Basically, my idea is that instead of writing every single function that depends on non-null return from list access to check really carefully, I can write just one function to check carefully and trust that the rest of the functions won't get called with unmet preconditions b/c the failed list access will fail-fast.

Solution

You can override almost anything in R (except certain special values - NULL, NA, NA_integer_ NA_real_ NA_complex_, NA_character_, NaN, Inf, TRUE, FALSE as far as I'm aware).

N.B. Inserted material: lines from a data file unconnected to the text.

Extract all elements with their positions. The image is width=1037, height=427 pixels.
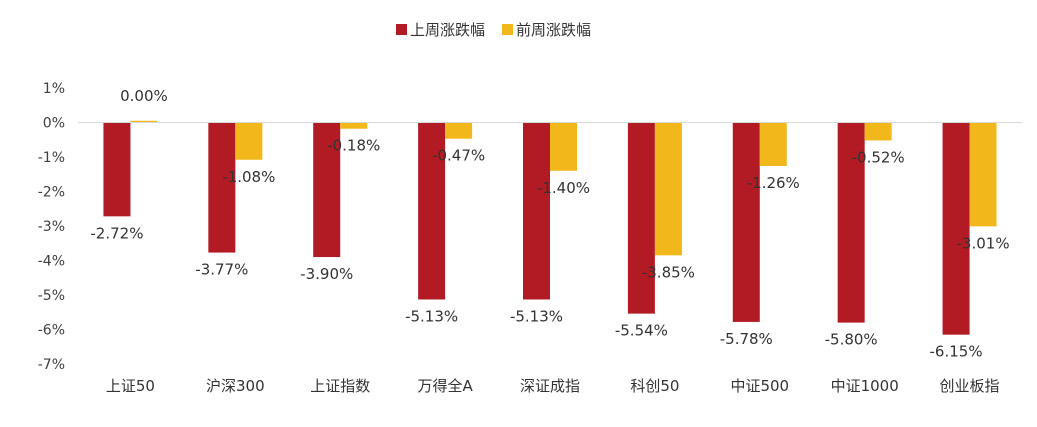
y-tick-label: -5% — [38, 288, 65, 304]
x-category-label: 中证500 — [730, 377, 789, 395]
bar-last-week — [103, 122, 131, 217]
y-tick-label: -6% — [38, 323, 65, 339]
data-label: -1.40% — [537, 179, 590, 197]
x-category-label: 万得全A — [417, 377, 473, 395]
legend: 上周涨跌幅 前周涨跌幅 — [396, 21, 591, 39]
data-label: -0.47% — [432, 147, 485, 165]
y-tick-label: -4% — [38, 254, 65, 270]
data-label: -5.54% — [615, 322, 668, 340]
data-label: -3.01% — [957, 234, 1010, 252]
data-label: -3.77% — [195, 261, 248, 279]
legend-swatch — [396, 24, 407, 35]
y-axis: 1% 0% -1% -2% -3% -4% -5% -6% -7% — [38, 81, 65, 373]
bar-last-week — [208, 122, 236, 253]
bar-prior-week — [759, 122, 787, 166]
data-labels: -2.72% 0.00% -3.77% -1.08% -3.90% -0.18% -5.13… — [90, 87, 1009, 361]
bar-prior-week — [550, 122, 577, 171]
y-tick-label: -1% — [38, 150, 65, 166]
bar-prior-week — [864, 122, 892, 141]
bar-prior-week — [445, 122, 473, 139]
bars — [103, 120, 997, 335]
x-category-label: 沪深300 — [206, 377, 265, 395]
bar-prior-week — [235, 122, 263, 160]
data-label: -5.13% — [510, 307, 563, 325]
data-label: -2.72% — [90, 224, 143, 242]
bar-prior-week — [654, 122, 682, 256]
legend-item-1: 上周涨跌幅 — [396, 21, 485, 39]
y-tick-label: 1% — [43, 81, 65, 97]
bar-last-week — [418, 122, 446, 300]
y-tick-label: -7% — [38, 357, 65, 373]
x-category-label: 中证1000 — [831, 377, 899, 395]
x-category-label: 上证指数 — [310, 377, 370, 395]
bar-last-week — [942, 122, 970, 335]
data-label: -0.52% — [852, 148, 905, 166]
y-tick-label: -2% — [38, 185, 65, 201]
bar-last-week — [732, 122, 760, 322]
y-tick-label: 0% — [43, 116, 65, 132]
bar-prior-week — [969, 122, 997, 227]
data-label: 0.00% — [120, 87, 168, 105]
data-label: -3.85% — [642, 263, 695, 281]
data-label: -5.78% — [720, 330, 773, 348]
y-tick-label: -3% — [38, 219, 65, 235]
bar-last-week — [837, 122, 865, 323]
data-label: -1.08% — [222, 168, 275, 186]
legend-label: 前周涨跌幅 — [516, 21, 591, 39]
x-category-label: 深证成指 — [520, 377, 580, 395]
data-label: -5.80% — [825, 331, 878, 349]
x-category-label: 上证50 — [106, 377, 155, 395]
legend-swatch — [502, 24, 513, 35]
legend-item-2: 前周涨跌幅 — [502, 21, 591, 39]
bar-last-week — [313, 122, 341, 258]
x-category-label: 科创50 — [630, 377, 679, 395]
data-label: -0.18% — [327, 137, 380, 155]
bar-last-week — [627, 122, 655, 314]
x-category-label: 创业板指 — [940, 377, 1000, 395]
data-label: -3.90% — [300, 265, 353, 283]
data-label: -6.15% — [930, 343, 983, 361]
bar-last-week — [523, 122, 550, 300]
bar-prior-week — [130, 120, 158, 123]
data-label: -5.13% — [405, 307, 458, 325]
x-axis: 上证50 沪深300 上证指数 万得全A 深证成指 科创50 中证500 中证1000 创业板指 — [106, 377, 1000, 395]
data-label: -1.26% — [747, 174, 800, 192]
bar-prior-week — [340, 122, 368, 129]
legend-label: 上周涨跌幅 — [410, 21, 485, 39]
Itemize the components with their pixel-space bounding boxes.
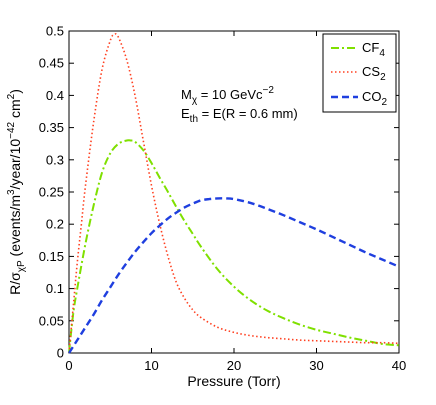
y-tick-label: 0.1 bbox=[46, 281, 64, 296]
x-axis-label: Pressure (Torr) bbox=[187, 373, 280, 389]
y-tick-label: 0.25 bbox=[39, 185, 64, 200]
legend-label-cs2: CS2 bbox=[362, 64, 386, 83]
y-tick-label: 0 bbox=[57, 346, 64, 361]
series-layer bbox=[67, 33, 400, 354]
annotation-threshold: Eth = E(R = 0.6 mm) bbox=[181, 106, 298, 125]
x-tick-label: 40 bbox=[392, 358, 406, 373]
y-axis-label: R/σχP (events/m3/year/10−42 cm2) bbox=[6, 89, 27, 295]
x-tick-label: 10 bbox=[144, 358, 158, 373]
legend-label-cf4: CF4 bbox=[362, 40, 385, 59]
y-tick-label: 0.45 bbox=[39, 56, 64, 71]
x-axis-ticks: 0 10 20 30 40 bbox=[65, 31, 406, 373]
y-tick-label: 0.3 bbox=[46, 152, 64, 167]
annotation-mass: Mχ = 10 GeVc−2 bbox=[181, 85, 274, 106]
y-tick-label: 0.4 bbox=[46, 88, 64, 103]
series-line-co2 bbox=[67, 197, 400, 354]
x-tick-label: 0 bbox=[65, 358, 72, 373]
y-axis-ticks: 0 0.05 0.1 0.15 0.2 0.25 0.3 0.35 0.4 0.45 0.5 bbox=[39, 24, 399, 361]
series-line-cs2 bbox=[68, 33, 400, 354]
x-tick-label: 30 bbox=[309, 358, 323, 373]
y-tick-label: 0.5 bbox=[46, 24, 64, 39]
y-tick-label: 0.15 bbox=[39, 249, 64, 264]
legend-label-co2: CO2 bbox=[362, 89, 388, 108]
series-line-cf4 bbox=[68, 139, 400, 354]
x-tick-label: 20 bbox=[227, 358, 241, 373]
y-tick-label: 0.05 bbox=[39, 313, 64, 328]
y-tick-label: 0.2 bbox=[46, 217, 64, 232]
legend: CF4 CS2 CO2 bbox=[322, 33, 397, 113]
y-tick-label: 0.35 bbox=[39, 120, 64, 135]
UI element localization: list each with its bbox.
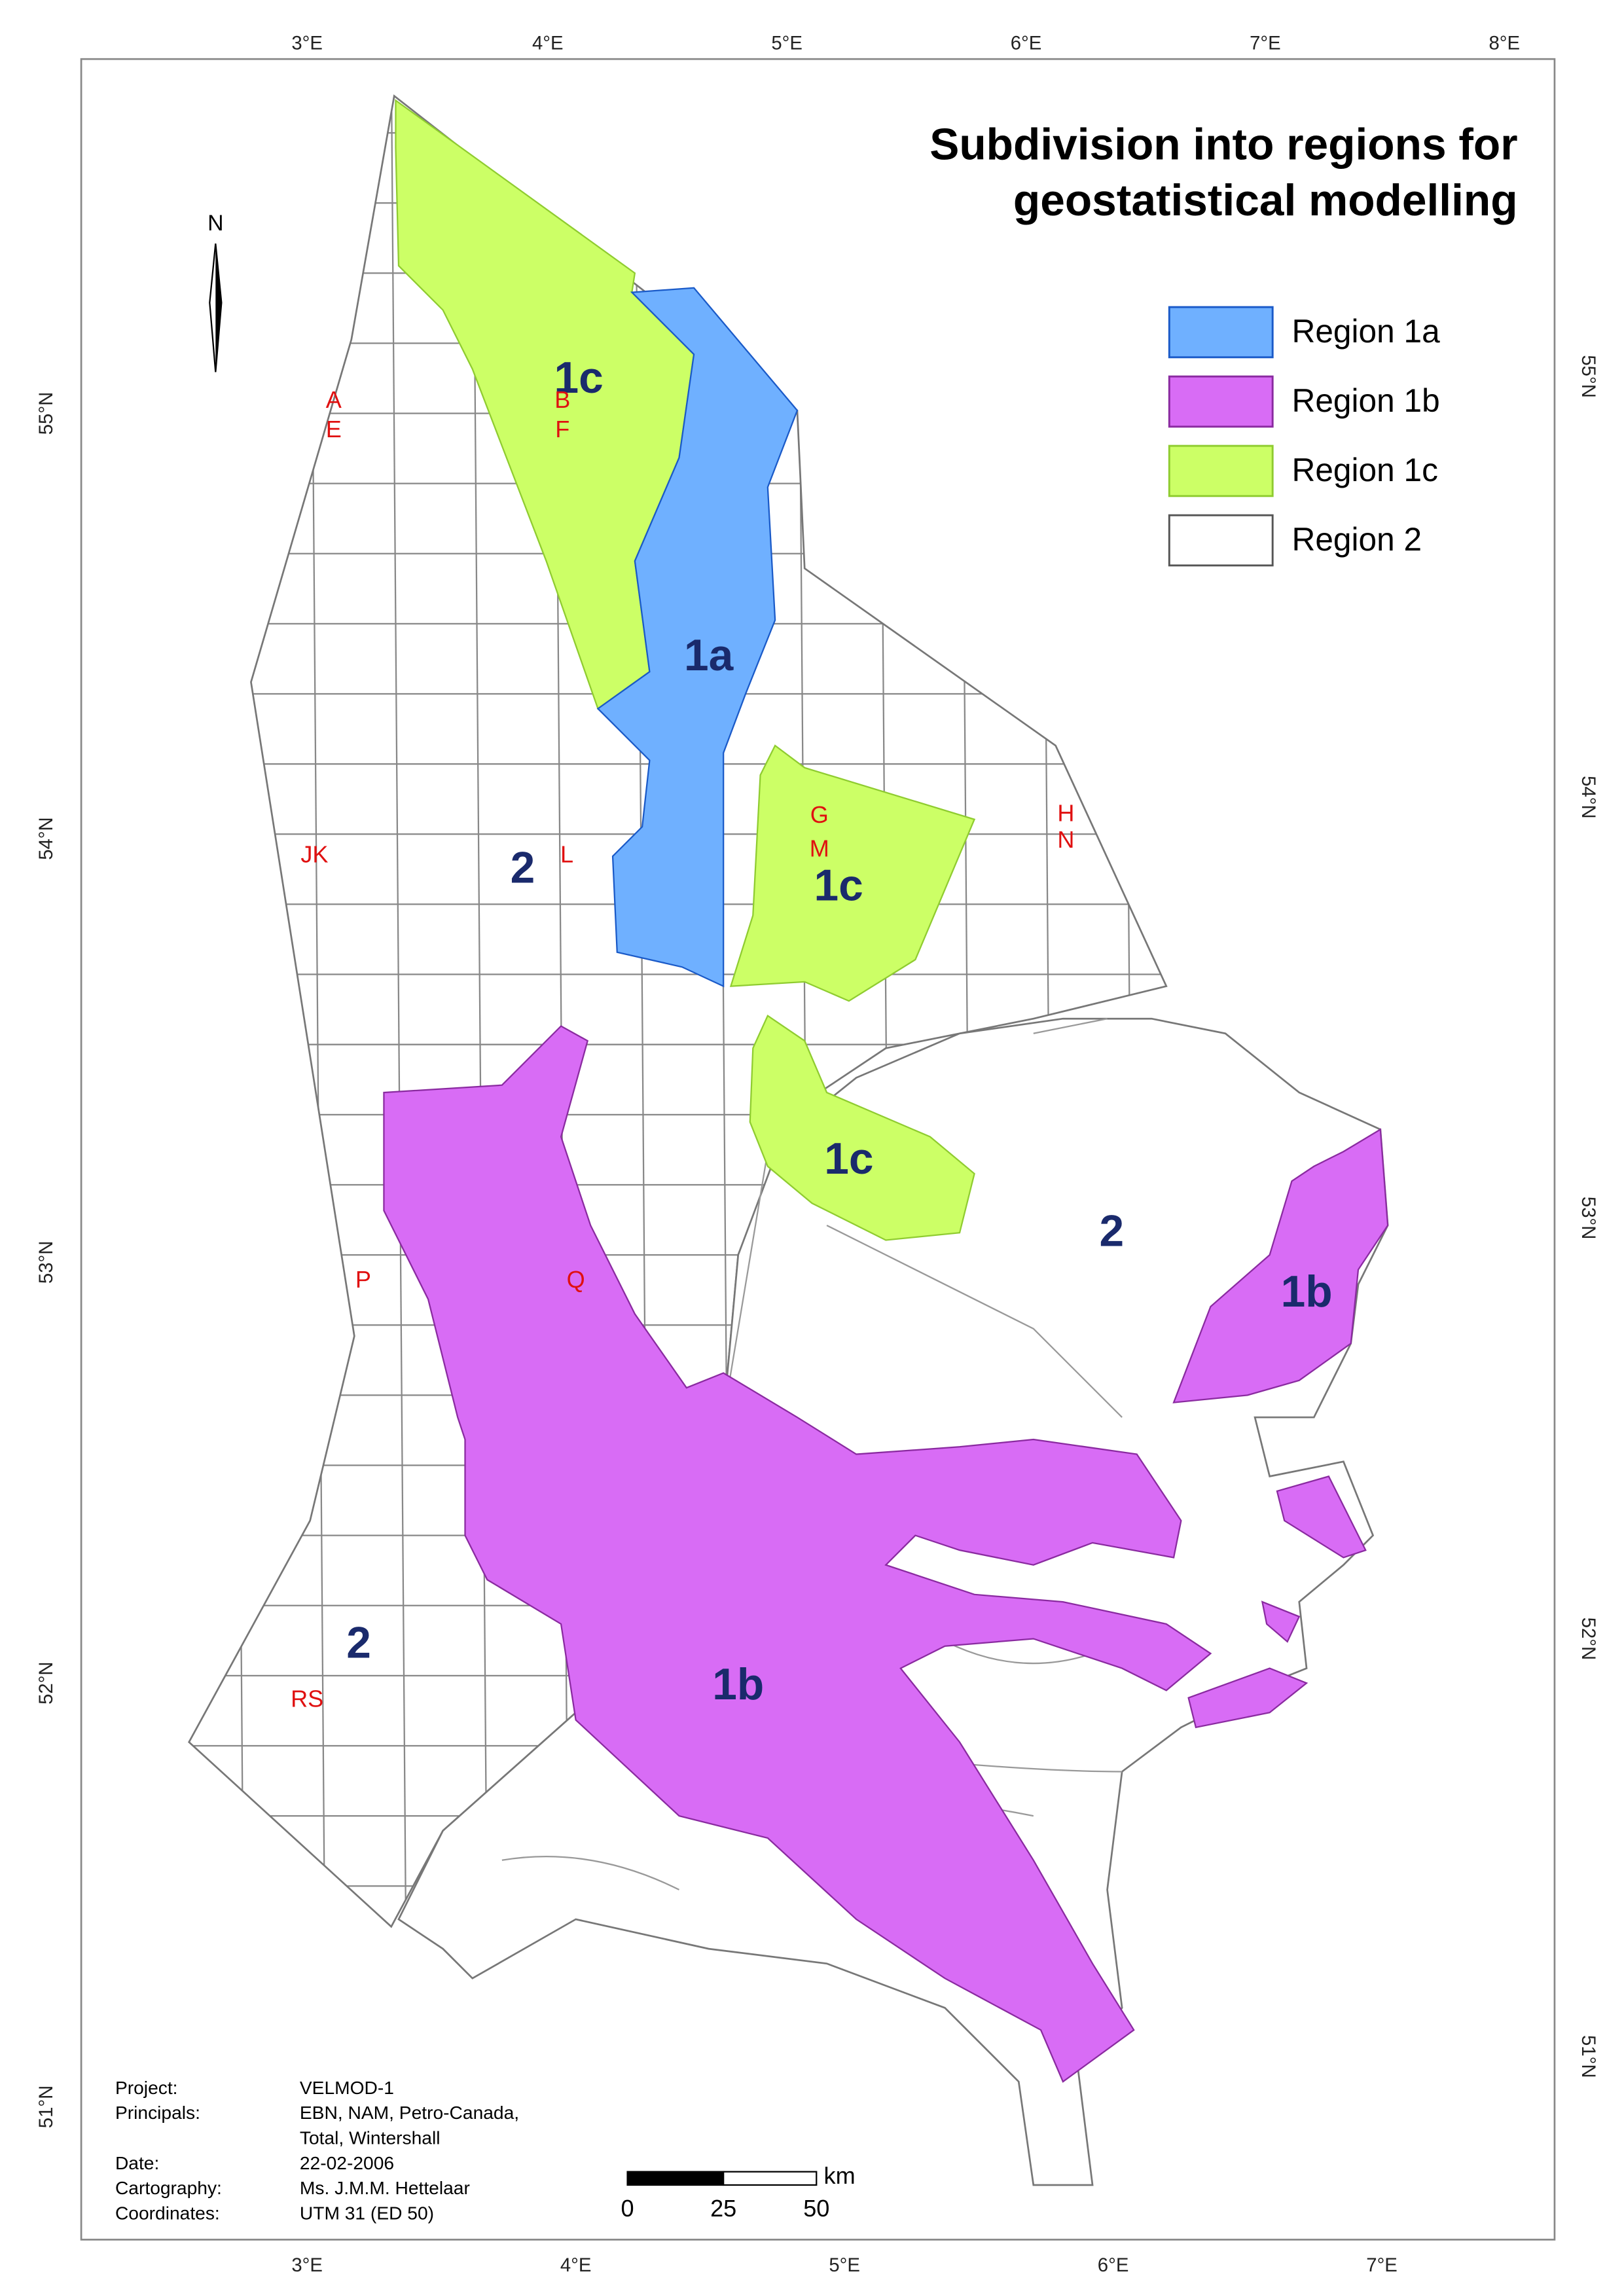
scale-bar-segment [723, 2171, 818, 2186]
lon-label: 4°E [560, 2254, 592, 2276]
info-label: Cartography: [115, 2177, 222, 2198]
legend-swatch [1168, 444, 1274, 497]
lat-label: 55°N [1578, 355, 1599, 398]
region-label: 2 [511, 844, 535, 893]
lon-label: 4°E [532, 32, 564, 54]
block-label: Q [567, 1266, 585, 1293]
block-label: M [810, 835, 829, 862]
axes: 3°E 4°E 5°E 6°E 7°E 8°E 3°E 4°E 5°E 6°E 7°E 55°N 54°… [35, 32, 1599, 2275]
info-value: VELMOD-1 [300, 2077, 394, 2098]
grid-line [390, 96, 407, 1927]
lon-label: 7°E [1250, 32, 1281, 54]
north-label: N [208, 211, 223, 236]
info-value: 22-02-2006 [300, 2152, 394, 2173]
block-label: JK [300, 841, 328, 868]
region-label: 1b [712, 1660, 764, 1709]
lon-label: 6°E [1098, 2254, 1129, 2276]
labels: 1c 1a 2 1c 1c 2 1b 2 1b AE BF GM HN JK L P Q RS [291, 353, 1332, 1712]
lon-label: 6°E [1011, 32, 1042, 54]
block-label: E [326, 416, 342, 443]
lat-label: 55°N [35, 392, 57, 435]
legend-swatch [1168, 375, 1274, 428]
scale-label: 0 [621, 2195, 634, 2222]
region-label: 1c [554, 353, 604, 403]
lat-label: 52°N [1578, 1617, 1599, 1661]
region-label: 1b [1281, 1267, 1333, 1316]
block-label: G [810, 801, 829, 828]
scale-bar-segment [626, 2171, 725, 2186]
legend-label: Region 1a [1292, 313, 1441, 350]
block-label: H [1057, 800, 1074, 827]
lat-label: 54°N [1578, 776, 1599, 819]
lat-label: 51°N [35, 2086, 57, 2128]
legend-label: Region 1b [1292, 382, 1440, 419]
info-block: Project: Principals: Date: Cartography: Coor… [115, 2077, 519, 2224]
region-label: 2 [346, 1619, 371, 1668]
region-1c [749, 1015, 975, 1241]
info-value: Ms. J.M.M. Hettelaar [300, 2177, 470, 2198]
info-label: Date: [115, 2152, 159, 2173]
region-1b [1261, 1600, 1301, 1643]
region-1c [729, 744, 976, 1002]
region-label: 1c [814, 861, 863, 911]
lon-label: 7°E [1366, 2254, 1398, 2276]
legend-swatch [1168, 306, 1274, 359]
block-label: B [554, 386, 570, 413]
region-1b [1276, 1475, 1367, 1559]
lon-label: 5°E [771, 32, 803, 54]
lon-label: 5°E [829, 2254, 860, 2276]
info-value: Total, Wintershall [300, 2127, 441, 2148]
frame [80, 58, 1556, 2241]
info-label: Principals: [115, 2102, 200, 2123]
block-label: F [555, 416, 569, 443]
scale-bar: km 0 25 50 [621, 2162, 856, 2222]
block-label: RS [291, 1686, 323, 1712]
lat-label: 52°N [35, 1661, 57, 1705]
scale-label: 50 [803, 2195, 829, 2222]
title: geostatistical modelling [1013, 176, 1518, 225]
north-arrow: N [208, 211, 224, 372]
region-1b [383, 1025, 1212, 2083]
legend-label: Region 1c [1292, 452, 1438, 488]
info-label: Coordinates: [115, 2203, 220, 2224]
info-value: EBN, NAM, Petro-Canada, [300, 2102, 519, 2123]
lat-label: 51°N [1578, 2035, 1599, 2078]
lat-label: 53°N [35, 1241, 57, 1284]
info-label: Project: [115, 2077, 178, 2098]
lon-label: 3°E [291, 32, 323, 54]
title: Subdivision into regions for [929, 120, 1517, 169]
info-value: UTM 31 (ED 50) [300, 2203, 434, 2224]
lon-label: 8°E [1489, 32, 1520, 54]
region-label: 1c [824, 1134, 873, 1184]
region-label: 1a [684, 631, 734, 680]
legend-label: Region 2 [1292, 521, 1422, 558]
block-label: L [560, 841, 573, 868]
scale-label: 25 [710, 2195, 736, 2222]
region-label: 2 [1100, 1206, 1125, 1256]
block-label: A [326, 386, 342, 413]
scale-unit: km [824, 2162, 856, 2189]
lat-label: 54°N [35, 817, 57, 860]
lon-label: 3°E [291, 2254, 323, 2276]
legend-swatch [1168, 514, 1274, 567]
block-label: N [1057, 826, 1074, 853]
arrow [215, 244, 222, 372]
legend: Region 1a Region 1b Region 1c Region 2 [1168, 306, 1441, 567]
region-1b [1187, 1667, 1308, 1729]
region-1b [1172, 1128, 1389, 1403]
block-label: P [355, 1266, 371, 1293]
region-1a [596, 287, 799, 988]
lat-label: 53°N [1578, 1197, 1599, 1240]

For your specific case, you could do this:

`$` <- function(x, i) {
  if (is.list(x)) {
    i_ <- deparse(substitute(i))
    x_ <- deparse(substitute(x))
    if (i_ %in% names(x)) {
      eval(substitute(base::`$`(x, i)), envir = parent.frame())
    } else {
      stop(sprintf("\"%s\" not found in `%s`", i_, x_))
    }
  } else {
    eval(substitute(base::`$`(x, i)), envir = parent.frame())
  }
}

`[[` <- function(x, i) {
  if (is.list(x) && is.character(i)) {
    x_ <- deparse(substitute(x))
    if (i %in% names(x)) {
      base::`[[`(x, i)
    } else {
      stop(sprintf("\"%s\" not found in `%s`", i, x_))
    }
  } else {
    base::`[[`(x, i)
  }
}

Example:

x <- list(a = 1, b = 2)
x$a
#[1] 1
x$c
#Error in x$c : "c" not found in `x`
col1 <- "b"
col2 <- "d"
x[[col1]]
#[1] 2
x[[col2]]
#Error in x[[col2]] : "d" not found in `x`

It will slow your code down quite a bit:

microbenchmark::microbenchmark(x$a, base::`$`(x, a), times = 1e4)
#Unit: microseconds
#            expr    min     lq     mean median      uq      max neval
#             x$a 77.152 81.398 90.25542 82.814 85.2915 7161.956 10000
# base::`$`(x, a)  9.910 11.326 12.89522 12.033 12.3880 4042.646 10000

I've limited this to lists (which will include data.frames) and have implemented selection with [[ by numeric and character vectors, but this may not fully represent the ways in which $ and [[ can be used.

Note for [[ you could use @rawr's simpler code:

`[[` <- function(x, i) if (is.null(res <- base::`[[`(x, i))) simpleError('NULL') else res

but this will throw an error for a member of a list which is NULL rather than just not defined. e.g.

x <- list(a = NULL, b = 2)
x[["a"]]

This may of course be what is desired.